In Chapter 6, Austen uses the topic of improvements to explore the theme of Stability and Change. The discussion of improvements reflects the 19th-century fashion for landscaping country estates to make them more modern and thus aesthetically pleasing. Significantly, both Henry and Mr. Rushworth are enthusiastic “improvers.” Mr. Rushworth is keen to show off his wealth by creating fashionable grounds. Meanwhile, Henry’s track record as an “improver” reflects his role as a destabilizing force. His character enjoys rearranging landscapes, just as he revels in creating discord in the Bertram household. By contrast, Fanny and Edmund disapprove of changing the landscape purely for the sake of fashionable modernization. Fanny’s hate of seeing avenues of trees cut down reflects her appreciation of nature and tradition. The protagonist’s respect for the natural world and the established order is juxtaposed with Mary’s astonishment that she cannot hire a horse and cart to transport her harp during harvest time. Mary acknowledges that she finds such “country customs” baffling as, in London, “every thing is to be got with money” (89-90). Presenting London and Mansfield Park as polar opposites, Austen highlights how the Crawfords’ materialistic urban values clash with the harmony of rural life, which also speaks to the changing era as Britain experiences the beginnings of industrialization.

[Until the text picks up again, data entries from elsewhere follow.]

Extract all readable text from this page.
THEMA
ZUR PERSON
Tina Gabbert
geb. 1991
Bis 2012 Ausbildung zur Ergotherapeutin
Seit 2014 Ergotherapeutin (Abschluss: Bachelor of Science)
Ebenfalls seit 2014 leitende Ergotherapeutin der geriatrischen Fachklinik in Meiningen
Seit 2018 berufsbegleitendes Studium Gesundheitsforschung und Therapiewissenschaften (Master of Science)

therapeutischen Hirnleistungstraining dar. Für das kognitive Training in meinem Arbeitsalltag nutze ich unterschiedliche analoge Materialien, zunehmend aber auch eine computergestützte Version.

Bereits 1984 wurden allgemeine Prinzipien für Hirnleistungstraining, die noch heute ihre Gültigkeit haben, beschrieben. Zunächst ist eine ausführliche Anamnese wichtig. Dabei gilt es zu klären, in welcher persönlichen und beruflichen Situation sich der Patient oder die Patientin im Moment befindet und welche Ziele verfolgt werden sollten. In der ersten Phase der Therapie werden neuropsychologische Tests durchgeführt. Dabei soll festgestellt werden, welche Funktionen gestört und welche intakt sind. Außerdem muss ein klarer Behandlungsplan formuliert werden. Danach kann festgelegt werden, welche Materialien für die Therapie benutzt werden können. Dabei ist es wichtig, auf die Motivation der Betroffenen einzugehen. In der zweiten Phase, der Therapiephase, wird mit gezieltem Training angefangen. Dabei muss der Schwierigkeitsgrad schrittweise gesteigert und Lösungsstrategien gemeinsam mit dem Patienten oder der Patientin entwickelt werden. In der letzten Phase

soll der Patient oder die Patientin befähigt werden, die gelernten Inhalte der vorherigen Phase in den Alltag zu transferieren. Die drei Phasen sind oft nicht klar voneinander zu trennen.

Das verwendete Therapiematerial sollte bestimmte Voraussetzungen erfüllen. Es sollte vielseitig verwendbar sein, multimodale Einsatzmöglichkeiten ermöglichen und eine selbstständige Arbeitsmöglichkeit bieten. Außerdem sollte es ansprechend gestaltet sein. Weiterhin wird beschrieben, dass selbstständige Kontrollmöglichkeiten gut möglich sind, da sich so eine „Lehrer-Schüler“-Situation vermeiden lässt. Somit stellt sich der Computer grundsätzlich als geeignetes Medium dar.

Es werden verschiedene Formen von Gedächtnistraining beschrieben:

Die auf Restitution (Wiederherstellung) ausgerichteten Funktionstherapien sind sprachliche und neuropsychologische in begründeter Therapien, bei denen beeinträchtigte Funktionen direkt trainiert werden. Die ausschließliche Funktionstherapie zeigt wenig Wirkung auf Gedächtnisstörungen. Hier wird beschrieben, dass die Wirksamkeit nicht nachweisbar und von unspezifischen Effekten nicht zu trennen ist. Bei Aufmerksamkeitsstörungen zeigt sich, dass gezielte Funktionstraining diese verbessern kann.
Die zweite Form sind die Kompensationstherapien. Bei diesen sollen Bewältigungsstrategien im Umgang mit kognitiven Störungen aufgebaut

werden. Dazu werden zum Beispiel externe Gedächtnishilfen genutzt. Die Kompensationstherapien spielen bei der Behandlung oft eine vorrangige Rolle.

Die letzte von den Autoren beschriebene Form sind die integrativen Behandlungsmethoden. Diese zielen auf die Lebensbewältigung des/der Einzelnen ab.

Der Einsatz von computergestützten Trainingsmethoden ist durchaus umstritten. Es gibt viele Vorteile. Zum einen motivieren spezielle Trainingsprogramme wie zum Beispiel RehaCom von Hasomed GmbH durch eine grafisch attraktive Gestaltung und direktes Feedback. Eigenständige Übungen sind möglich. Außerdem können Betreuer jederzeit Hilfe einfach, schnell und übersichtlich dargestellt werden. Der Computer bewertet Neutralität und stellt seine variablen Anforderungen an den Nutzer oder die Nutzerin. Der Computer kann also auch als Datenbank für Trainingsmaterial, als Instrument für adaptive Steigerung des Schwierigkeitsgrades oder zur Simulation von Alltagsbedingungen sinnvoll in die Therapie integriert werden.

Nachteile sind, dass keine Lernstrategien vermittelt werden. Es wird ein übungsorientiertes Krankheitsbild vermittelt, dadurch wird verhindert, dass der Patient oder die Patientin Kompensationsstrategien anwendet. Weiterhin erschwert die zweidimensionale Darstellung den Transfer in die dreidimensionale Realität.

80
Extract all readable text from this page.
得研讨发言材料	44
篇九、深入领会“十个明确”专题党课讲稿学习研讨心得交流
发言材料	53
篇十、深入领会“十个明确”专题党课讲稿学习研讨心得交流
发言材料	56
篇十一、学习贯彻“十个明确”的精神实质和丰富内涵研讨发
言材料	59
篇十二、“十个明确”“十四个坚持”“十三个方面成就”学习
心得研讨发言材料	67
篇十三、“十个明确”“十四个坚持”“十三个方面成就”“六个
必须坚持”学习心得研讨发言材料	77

The theme of Love, Money, and Marriage remains prominent in these chapters. Maria’s engagement to Mr. Rushworth is presented as a loveless business transaction. Despite Maria’s contempt of his stupidity, she considers it “her evident duty to marry Mr. Rushworth if she could” (72). Maria’s jealousy of Henry and Julia is also dulled when she sees Mr. Rushworth’s extensive grounds, demonstrating the transactional nature of the match and Maria’s own desire for greater wealth. Initially, Mary is similarly mercenary in her attitude to marriage, setting her sights on Tom, the heir to Mansfield Park. However, Mary’s attraction to Edmund demonstrates that even she is not immune to the inconvenient demands of love.